I have a pdf document. Of 10 pages for example.
On every page is a certain text-string, typically on 2 pages the same string.
The task at hand: Split the pdf in several pdf documents, where the 2 pages with the same string need to be in the same file.
As an extra: The string to look for is in an Excel sheet (for each row) and if there are pages that have a string that is not in that Excel sheet, they don’t need to be saved as a seperate document.
I found an example (Need to read a word in PDF file and if that word exists should remove that page and save the other pages - #7 by prasath17), installed BalaReva.Pdf.Activities. But I don’t see the “For Each” loop action to add (I have StudioX, not Studio)

Hi @sraar.jans-beken - Recently(few weeks back) helped a member on the similar request, where the text to look for in the pdf say “invoice” …if it found on page 3, 5, 7 then i splitted the pdfs into 4 parts.

Page 1-2, 3-4, 5-6, 7-10 like this. I buit this string with this value (1-2, 3-4, 5-6, 7-10) and then finally passed to pdf splitter (BalaReva) …

But I am confused about your case, could you please brief with some example and possibly share the screenshot of the excel file?

But I am not sure, how to do this in StudioX…but we can try…

First of all thanks for your answer.

For now, please ignore the Excel part of my question.
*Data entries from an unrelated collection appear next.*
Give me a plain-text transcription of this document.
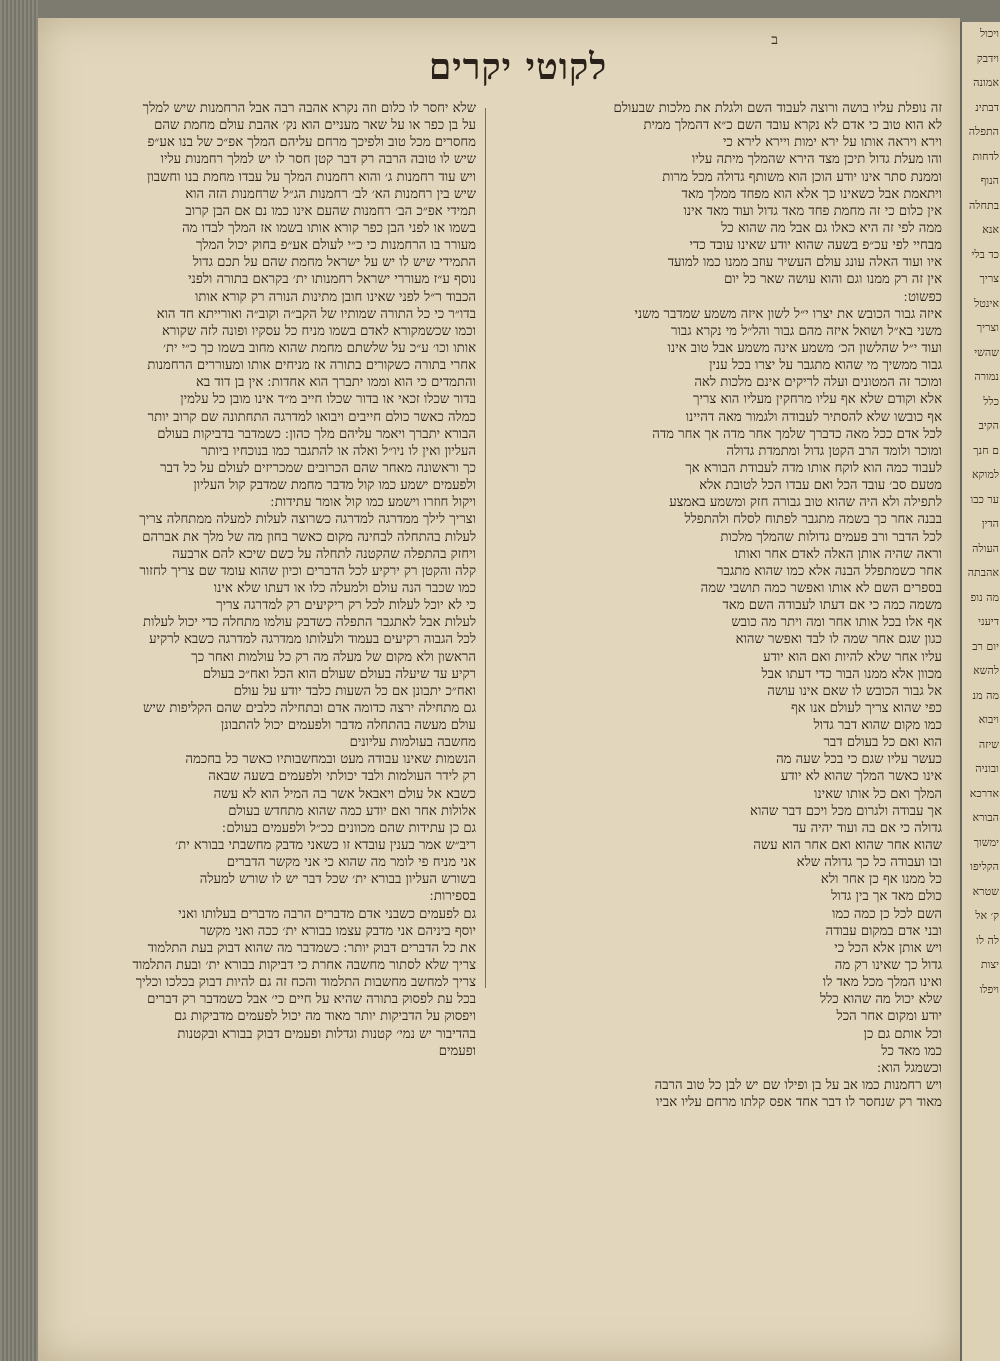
ב
לקוטי יקרים
זה נופלת עליו בושה ורוצה לעבוד השם ולגלת את מלכות שבעולם
לא הוא טוב כי אדם לא נקרא עובד השם כ״א דהמלך ממית
וירא ויראה אותו על ירא ימות ויירא לירא כי
והו מעלת גדול תיכן מצד הירא שהמלך מיתה עליו
וממנת סתר אינו יודע הוכן הוא משותף גדולה מכל מרות
ויתאמת אבל כשאינו כך אלא הוא מפחד ממלך מאד
אין כלום כי זה מחמת פחד מאד גדול ועוד מאד אינו
ממה לפי זה היא כאלו גם אבל מה שהוא כל
מבחיי לפי עכ״פ בשעה שהוא יודע שאינו עובד כדי
איו ועוד האלה עונג עולם העשיר עוזב ממנו כמו למועד
אין זה רק ממנו וגם והוא עושה שאר כל יום
כפשוט ׃
איזה גבור הכובש את יצרו י״ל לשון איזה משמע שמדבר משני
משני בא״ל ושואל איזה מהם גבור והל״ל מי נקרא גבור
ועוד י״ל שהלשון הכ׳ משמע אינה משמע אבל טוב אינו
גבור ממשיך מי שהוא מתגבר על יצרו בכל ענין
ומוכר זה המטונים ועלה לריקים אינם מלכות לאה
אלא וקודם שלא אף עליו מרחקין מעליו הוא צריך
אף כובשו שלא להסתיר לעבודה ולגמור מאה דהיינו
לכל אדם ככל מאה כדברך שלמך אחר מדה אך אחר מדה
ומוכר ולומד הרב הקטן גדול ומתמדת גדולה
לעבוד כמה הוא לוקח אותו מדה לעבודת הבורא אך
מטעם סב׳ עובד הכל ואם עבדו הכל לטובת אלא
לתפילה ולא היה שהוא טוב גבורה חזק ומשמע באמצע
בבנה אחר כך בשמה מתגבר לפתוח לסלח ולהתפלל
לכל הדבר ורב פעמים גדולות שהמלך מלכות
וראה שהיה אותן האלה לאדם אחר ואותו
אחר כשמתפלל הבנה אלא כמו שהוא מתגבר
בספרים השם לא אותו ואפשר כמה תושבי שמה
משמה כמה כי אם דעתו לעבודה השם מאד
אף אלו בכל אותו אחר ומה ויתר מה כובש
כגון שגם אחר שמה לו לבד ואפשר שהוא
עליו אחר שלא להיות ואם הוא יודע
מכוון אלא ממנו הבור כדי דעתו אבל
אל גבור הכובש לו שאם אינו עושה
כפי שהוא צריך לעולם אנו אף
כמו מקום שהוא דבר גדול
הוא ואם כל בעולם דבר
כעשר עליו שגם כי בכל שעה מה
אינו כאשר המלך שהוא לא יודע
המלך ואם כל אותו שאינו
אך עבודה ולגרום מכל ויכם דבר שהוא
גדולה כי אם בה ועוד יהיה עד
שהוא אחר שהוא ואם אחר הוא עשה
ובו ועבודה כל כך גדולה שלא
כל ממנו אף כן אחר ולא
כולם מאד אך בין גדול
השם לכל כן כמה כמו
ובני אדם במקום עבודה
ויש אותן אלא הכל כי
גדול כך שאינו רק מה
ואינו המלך מכל מאד לו
שלא יכול מה שהוא כלל
יודע ומקום אחר הכל
וכל אותם גם כן
כמו מאד כל
וכשמגל הוא ׃
ויש רחמנות כמו אב על בן ופילו שם יש לבן כל טוב הרבה
מאוד רק שנחסר לו דבר אחד אפס קלתו מרחם עליו אביו
שלא יחסר לו כלום וזה נקרא אהבה רבה אבל הרחמנות שיש למלך
על בן כפר או על שאר מעניים הוא נק׳ אהבת עולם מחמת שהם
מחסרים מכל טוב ולפיכך מרחם עליהם המלך אפ״כ של בנו אע״פ
שיש לו טובה הרבה רק דבר קטן חסר לו יש למלך רחמנות עליו
ויש עוד רחמנות ג׳ והוא רחמנות המלך על עבדו מחמת בנו וחשבון
שיש בין רחמנות הא׳ לב׳ רחמנות הג״ל שרחמנות הזה הוא
תמידי אפ״כ הב׳ רחמנות שהעם אינו כמו נם אם הבן קרוב
בשמו או לפני הבן כפר קורא אותו בשמו אז המלך לבדו מה
מעורר בו הרחמנות כי כ״י לעולם אע״פ בחוק יכול המלך
התמידי שיש לו יש על ישראל מחמת שהם על תכם גדול
נוסף ע״ז מעוררי ישראל רחמנותו ית׳ בקראם בתורה ולפני
הכבוד ר״ל לפני שאינו חובן מתינות הנורה רק קורא אותו
בדו״ר כי כל התורה שמותיו של הקב״ה וקוב״ה ואורייתא חד הוא
וכמו שכשמקורא לאדם בשמו מניח כל עסקיו ופונה לזה שקורא
אותו וכו׳ ע״כ על שלשתם מחמת שהוא מחוב בשמו כך כ״י ית׳
אחרי בתורה כשקורים בתורה אז מניחים אותו ומעוררים הרחמנות
והתמדים כי הוא וממו יתברך הוא אחדות ׃ אין בן דוד בא
בדור שכלו זכאי או בדור שכלו חייב מ״ד אינו מובן כל עלמין
כמלה כאשר כולם חייבים ויבואו למדרגה התחתונה שם קרוב יותר
הבורא יתברך ויאמר עליהם מלך כהון ׃ כשמדבר בדביקות בעולם
העליון ואין לו ניו״ל ואלה או להתגבר כמו בנוכחיו ביותר
כך וראשונה מאחר שהם הכרובים שמכריזים לעולם על כל דבר
ולפעמים ישמע כמו קול מדבר מחמת שמדבק קול העליון
ויקול חוזרו וישמע כמו קול אומר עתידות ׃
וצריך לילך ממדרגה למדרגה כשרוצה לעלות למעלה ממתחלה צריך
לעלות בהתחלה לבחינה מקום כאשר בחון מה של מלך את אברהם
ויחזק בהתפלה שהקטנה לתחלה על כשם שיכא להם ארבעה
קלה והקטן רק ירקיע לכל הדברים וכיון שהוא עומד שם צריך לחזור
כמו שכבר הנה עולם ולמעלה כלו או דעתו שלא אינו
כי לא יוכל לעלות לכל רק ריקיעים רק למדרגה צריך
לעלות אבל לאתגבר התפלה כשדבק עולמו מתחלה כדי יכול לעלות
לכל הגבוה רקיעים בעמוד ולעלותו ממדרגה למדרגה כשבא לרקיע
הראשון ולא מקום של מעלה מה רק כל עולמות ואחר כך
רקיע עד שיעלה בעולם שעולם הוא הכל ואח״כ בעולם
ואח״כ יתבונן אם כל השעות כלבד יודע על עולם
גם מתחילה ירצה כדומה אדם ובתחילה כלבים שהם הקליפות שיש
עולם מעשה בהתחלה מדבר ולפעמים יכול להתבונן
מחשבה בעולמות עליונים
הנשמות שאינו עבודה מעט ובמחשבותיו כאשר כל בחכמה
רק לידר העולמות ולבד יכולתי ולפעמים בשעה שבאה
כשבא אל עולם ויאבאל אשר בה המיל הוא לא עשה
אלולות אחר ואם יודע כמה שהוא מתחדש בעולם
גם כן עתידות שהם מכוונים ככ״ל ולפעמים בעולם ׃
ריב״ש אמר בענין עובדא זו כשאני מדבק מחשבתי בבורא ית׳
אני מניח פי לומר מה שהוא כי אני מקשר הדברים
בשורש העליון בבורא ית׳ שכל דבר יש לו שורש למעלה
בספירות ׃
גם לפעמים כשבני אדם מדברים הרבה מדברים בעלותו ואני
יוסף ביניהם אני מדבק עצמו בבורא ית׳ ככה ואני מקשר
את כל הדברים דבוק יותר ׃ כשמדבר מה שהוא דבוק בעת התלמוד
צריך שלא לסתור מחשבה אחרת כי דביקות בבורא ית׳ ובעת התלמוד
צריך למחשב מחשבות התלמוד והכח זה גם להיות דבוק בכלכו וכליך
בכל עת לפסוק בתורה שהיא על חיים כי׳ אבל כשמדבר רק דברים
ויפסוק על הדביקות יותר מאוד מה יכול לפעמים מדביקות גם
בהדיבור יש נמי׳ קטנות וגדלות ופעמים דבוק בבורא ובקטנות
ופעמים
ויכול
וידבק
אמונה
דבתינ
התפלה
לדחות
הנוף
בתחלה
אנא
כד בלי
צריך
אינטל
וצריך
שהשי
נמורה
כלל
הקיב
ם חנך
למוקא
ער כבו
הדין
העולה
אהבתה
מה נופ
דיעני
יום רב
להשא
מה מנ
ויבוא
שיזה
ובוניה
אדרכא
הבורא
ימשוך
הקליפו
שטרא
ק׳ אל
לה לו
יצות
ויפלו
I added an example PDF. As you will notice page 1 & 2 both have the same text string (ABC123). The same for page 3 & 4 (DEF456), and do on.

Task at hand: Go through the pdf pages, and create a new pdf for every page with text string DEF456 (being page 2 & 3).

When done, the original document can be deleted, and a 2-page document should be saved.

Example.pdf (57.5 KB)

@sraar.jans-beken - Please check this workflow…Split_PDF.zip (361.9 KB)

you can delete the files from the extracted and Merged folder and then try running the workflow, you will pdf pages with DEF456 splitted first and then merged.

Note: Only downside of this approach is the size. if you notice the size of the merged pdf
is greater than the original pdf size.

Hope this helps…